This evalutes to a relation populated with only the emp_id slot of employees.

8. Filter (a.k.a. Restrict, Select)

The filter operator selectively extracts tuples from a relation into a new relation. It takes as its right-hand side a promise of type [Bool]. For each tuple, if the promise evaluates to true, it is retained; if false, it is discarded:

employees | [dept_id = 2]

The environment of the promise is populated by the names of the slots of the relational expression on the left-hand side. If this creates a collision with a desired binding, one may qualify the relation:

employees as e | [e.dept_id = 2]

9. Update

people := people << [(age: age + 1)]

Update takes a promise that must evaluate to a tuple whose type is a subset of the updated relation's tuple's type. The promise is executed once per tuple in the relation (with the names of the relation bound in the promise's namespace exactly like filter), and the resulting tuple is used to set the values of the relation on the left-hand side of the << operator. If the tuple is has fewer slots than the relation being updated, only the given slots are changed.

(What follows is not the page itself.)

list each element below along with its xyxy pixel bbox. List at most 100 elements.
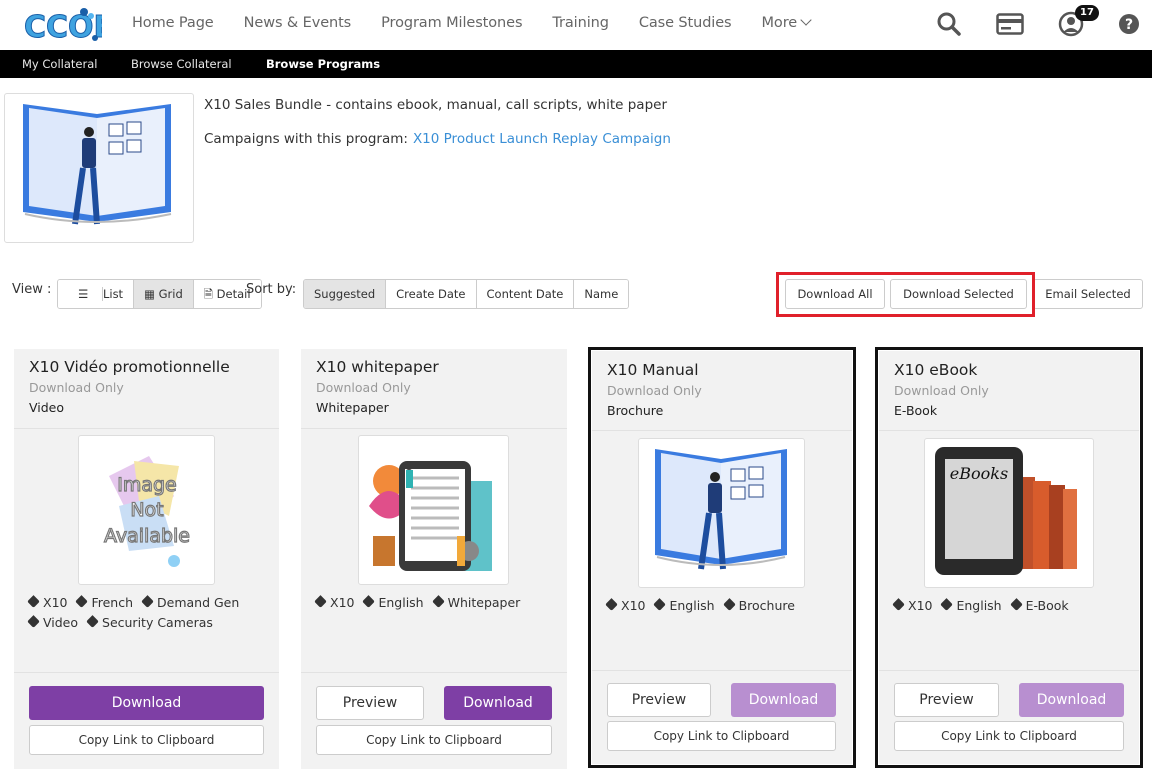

Because this operator takes a promise, relations can be updated in terms of themselves. Like filter, it accepts name qualifications when populating the environment of the promise. Further, updates may be abbreviated with the compound assignment operator <<= as follows:

people <<= [(age: age + 1)]

10. Outer Join

There is no operator for outer join in Relationale. Instead, it is implemented as a function that takes three arguments: the two relations being joined and a placeholder value to mark missing values. (The placeholder is necessary since as Relationale has no equivalent to SQL's NULL.) For example:

result := outer_join(a, b, None())

C. Type Operators

Because Relationale performs type inference, you will seldom need to declare explicitly the types of your values. However, there are times when the type inference algorithm is unable to infer the intended type—a common example would be the creation of an empty relation. Two type operators help solve this: type qualification, ::, and type declaration, ::=.

Suppose we wish to create a relation that will contain employees, but have nobody to enter yet. We might say:

employees ::= { (emp_id :: Int, emp_name :: String)* }
employees := {}

This would be semantically equivalent to the inline type qualification:

employees := {} :: { (emp_id :: Int, emp_name :: String)* }

While you may declare and qualify any variable you like, the type engine is usually smart enough to infer correctly its type (excepting the case of empty relations). Providing an incompatible type will cause the type engine to raise an exception.

D. Comparison Operators

Scalar arguments; which are defined for a scalar type is determined by its chaperone.